Si hay un rasgo psicológico que distingue a Zapatero es su resentimiento; un resentimiento melifluo, sibilino, casi amable, como envuelto en gasas y tules, pero acérrimo como una úlcera gástrica y negro como el betún. Y si hay una nota distintiva que resuma su legado político es la proyección de ese resentimiento sobre la sociedad española, que deja convertida en un campo de Agramante, enviscada en sus propios odios.
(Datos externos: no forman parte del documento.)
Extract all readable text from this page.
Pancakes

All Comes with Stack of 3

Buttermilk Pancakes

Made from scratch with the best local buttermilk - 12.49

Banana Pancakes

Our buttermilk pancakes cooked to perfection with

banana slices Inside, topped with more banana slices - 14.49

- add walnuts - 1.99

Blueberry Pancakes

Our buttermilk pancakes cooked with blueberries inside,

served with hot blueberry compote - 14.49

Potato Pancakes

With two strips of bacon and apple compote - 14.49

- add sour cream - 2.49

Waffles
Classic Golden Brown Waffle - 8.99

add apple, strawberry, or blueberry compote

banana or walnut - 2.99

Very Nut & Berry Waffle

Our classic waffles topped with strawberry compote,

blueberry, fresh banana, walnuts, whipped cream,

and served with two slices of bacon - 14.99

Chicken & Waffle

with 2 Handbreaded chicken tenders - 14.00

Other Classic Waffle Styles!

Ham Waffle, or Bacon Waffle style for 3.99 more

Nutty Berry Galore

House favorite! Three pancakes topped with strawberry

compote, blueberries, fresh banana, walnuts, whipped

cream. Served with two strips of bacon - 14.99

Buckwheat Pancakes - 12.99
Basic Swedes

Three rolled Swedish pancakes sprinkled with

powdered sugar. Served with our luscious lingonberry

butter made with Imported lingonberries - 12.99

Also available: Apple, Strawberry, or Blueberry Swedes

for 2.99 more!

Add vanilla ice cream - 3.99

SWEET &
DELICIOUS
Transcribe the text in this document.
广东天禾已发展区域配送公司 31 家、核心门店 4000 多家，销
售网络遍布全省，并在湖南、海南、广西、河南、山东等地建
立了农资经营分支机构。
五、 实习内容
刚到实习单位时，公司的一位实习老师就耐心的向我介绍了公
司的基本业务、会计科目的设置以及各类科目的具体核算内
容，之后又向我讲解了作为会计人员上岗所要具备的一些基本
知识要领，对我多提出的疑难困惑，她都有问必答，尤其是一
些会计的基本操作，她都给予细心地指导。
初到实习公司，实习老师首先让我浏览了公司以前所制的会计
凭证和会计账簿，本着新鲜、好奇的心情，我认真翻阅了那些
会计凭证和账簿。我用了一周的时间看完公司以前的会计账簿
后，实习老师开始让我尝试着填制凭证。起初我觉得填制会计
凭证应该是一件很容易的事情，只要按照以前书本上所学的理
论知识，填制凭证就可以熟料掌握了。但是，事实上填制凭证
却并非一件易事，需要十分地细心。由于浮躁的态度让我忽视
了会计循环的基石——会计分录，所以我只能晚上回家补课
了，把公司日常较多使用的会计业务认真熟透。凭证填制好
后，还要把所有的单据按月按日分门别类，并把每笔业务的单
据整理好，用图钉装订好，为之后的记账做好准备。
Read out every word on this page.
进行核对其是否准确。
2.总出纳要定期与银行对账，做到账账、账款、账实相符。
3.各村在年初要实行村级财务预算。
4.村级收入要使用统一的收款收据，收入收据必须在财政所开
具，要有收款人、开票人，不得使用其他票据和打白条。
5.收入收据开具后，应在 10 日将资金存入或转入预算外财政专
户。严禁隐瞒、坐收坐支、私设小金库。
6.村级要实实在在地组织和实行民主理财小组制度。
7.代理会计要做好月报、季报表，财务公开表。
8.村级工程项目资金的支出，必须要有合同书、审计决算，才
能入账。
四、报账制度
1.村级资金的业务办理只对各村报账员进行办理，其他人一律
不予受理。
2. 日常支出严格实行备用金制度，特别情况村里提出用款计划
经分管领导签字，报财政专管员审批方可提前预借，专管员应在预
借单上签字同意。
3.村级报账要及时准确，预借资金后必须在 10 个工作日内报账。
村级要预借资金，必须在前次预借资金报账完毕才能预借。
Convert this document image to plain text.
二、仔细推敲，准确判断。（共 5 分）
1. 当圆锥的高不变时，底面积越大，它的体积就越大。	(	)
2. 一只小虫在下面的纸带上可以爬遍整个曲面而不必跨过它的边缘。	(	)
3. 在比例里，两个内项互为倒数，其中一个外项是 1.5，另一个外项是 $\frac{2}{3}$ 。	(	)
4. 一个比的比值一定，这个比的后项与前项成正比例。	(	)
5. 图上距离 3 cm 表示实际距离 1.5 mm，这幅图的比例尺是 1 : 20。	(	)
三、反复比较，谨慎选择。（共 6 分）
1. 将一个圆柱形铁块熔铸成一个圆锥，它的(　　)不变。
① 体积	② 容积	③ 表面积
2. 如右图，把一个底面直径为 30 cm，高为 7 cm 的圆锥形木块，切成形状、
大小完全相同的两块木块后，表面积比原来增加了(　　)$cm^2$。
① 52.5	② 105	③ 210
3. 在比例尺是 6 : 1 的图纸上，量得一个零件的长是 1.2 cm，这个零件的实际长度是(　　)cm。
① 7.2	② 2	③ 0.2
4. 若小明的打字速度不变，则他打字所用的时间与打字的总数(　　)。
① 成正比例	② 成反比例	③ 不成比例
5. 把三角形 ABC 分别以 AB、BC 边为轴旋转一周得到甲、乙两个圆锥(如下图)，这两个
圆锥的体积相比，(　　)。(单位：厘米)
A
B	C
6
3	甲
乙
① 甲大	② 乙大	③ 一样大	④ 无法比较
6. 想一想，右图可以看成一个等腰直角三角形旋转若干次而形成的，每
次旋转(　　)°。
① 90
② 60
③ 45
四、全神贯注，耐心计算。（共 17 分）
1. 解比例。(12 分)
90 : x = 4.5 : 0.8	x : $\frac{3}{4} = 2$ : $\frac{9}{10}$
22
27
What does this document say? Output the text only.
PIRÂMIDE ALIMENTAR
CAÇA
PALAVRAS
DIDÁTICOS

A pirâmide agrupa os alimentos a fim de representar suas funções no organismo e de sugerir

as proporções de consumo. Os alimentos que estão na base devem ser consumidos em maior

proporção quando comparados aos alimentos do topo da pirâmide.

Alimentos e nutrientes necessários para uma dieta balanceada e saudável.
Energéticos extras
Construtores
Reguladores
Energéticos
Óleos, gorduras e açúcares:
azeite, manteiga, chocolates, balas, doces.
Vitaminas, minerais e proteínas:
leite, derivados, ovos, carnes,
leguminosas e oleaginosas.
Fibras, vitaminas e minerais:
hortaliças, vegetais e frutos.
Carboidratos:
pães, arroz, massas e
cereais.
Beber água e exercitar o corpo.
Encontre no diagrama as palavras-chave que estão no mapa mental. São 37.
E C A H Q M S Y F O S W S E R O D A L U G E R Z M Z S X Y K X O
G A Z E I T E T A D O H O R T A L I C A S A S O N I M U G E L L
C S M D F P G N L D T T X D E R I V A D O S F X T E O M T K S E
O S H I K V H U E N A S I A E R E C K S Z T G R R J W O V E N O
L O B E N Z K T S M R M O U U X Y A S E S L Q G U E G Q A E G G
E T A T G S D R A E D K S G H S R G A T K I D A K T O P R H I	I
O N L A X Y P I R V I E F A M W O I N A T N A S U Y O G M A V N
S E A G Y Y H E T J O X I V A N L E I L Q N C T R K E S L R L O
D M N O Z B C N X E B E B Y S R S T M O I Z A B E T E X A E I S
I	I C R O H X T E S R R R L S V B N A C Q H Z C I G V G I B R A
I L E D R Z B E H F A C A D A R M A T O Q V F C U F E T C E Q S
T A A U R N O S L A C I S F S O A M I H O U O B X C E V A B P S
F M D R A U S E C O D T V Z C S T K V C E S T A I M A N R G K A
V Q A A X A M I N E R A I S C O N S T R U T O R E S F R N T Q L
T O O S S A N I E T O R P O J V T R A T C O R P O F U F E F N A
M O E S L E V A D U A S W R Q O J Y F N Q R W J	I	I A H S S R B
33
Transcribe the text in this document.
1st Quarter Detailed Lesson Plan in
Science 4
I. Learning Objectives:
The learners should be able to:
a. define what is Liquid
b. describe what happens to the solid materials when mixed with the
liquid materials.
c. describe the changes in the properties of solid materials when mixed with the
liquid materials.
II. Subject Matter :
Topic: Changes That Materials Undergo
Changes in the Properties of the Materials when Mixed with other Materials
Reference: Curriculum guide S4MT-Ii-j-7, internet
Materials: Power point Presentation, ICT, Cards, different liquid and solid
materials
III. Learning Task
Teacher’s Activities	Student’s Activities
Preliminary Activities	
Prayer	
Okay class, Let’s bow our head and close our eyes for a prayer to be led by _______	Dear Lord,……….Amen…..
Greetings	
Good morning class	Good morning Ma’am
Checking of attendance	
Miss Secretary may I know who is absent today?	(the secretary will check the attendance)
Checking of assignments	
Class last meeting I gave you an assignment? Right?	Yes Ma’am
Para ser enteramente justos, no podemos ignorar que el resentimiento es una enfermedad atávica íntimamente vinculada a las esencias hispánicas; la aportación sustantiva de Zapatero ha consistido en actuar a modo de catalizador de ese resentimiento, en promoverlo, jalearlo y azuzarlo con sórdidos intereses políticos. En su exacerbación sistemática, insomne, fríamente calculada del resentimiento, Zapatero no ha descuidado ninguna parcela de la vida social: en la institución familiar y en las relaciones entre hombres y mujeres ha introducido el veneno de la ideología de género, en la escuela ha fomentado la corrupción y el igualitarismo, en la frágil convivencia nacional ha introducido la cizaña de la llamada «memoria histórica». Ha agravado los conflictos entre regiones, agudizando la conciencia de agravio y espoleando los «hechos diferenciales»; ha agitado el fantasma del odio religioso; y, cuando la crisis económica estalló, mientras se dedicaba a fabricar pobres a porrillo, dirigió la ira y el descontento populares hacia la brumosa categoría de los «ricos»... mientras él se dedicaba a atender las solicitudes de la plutocracia.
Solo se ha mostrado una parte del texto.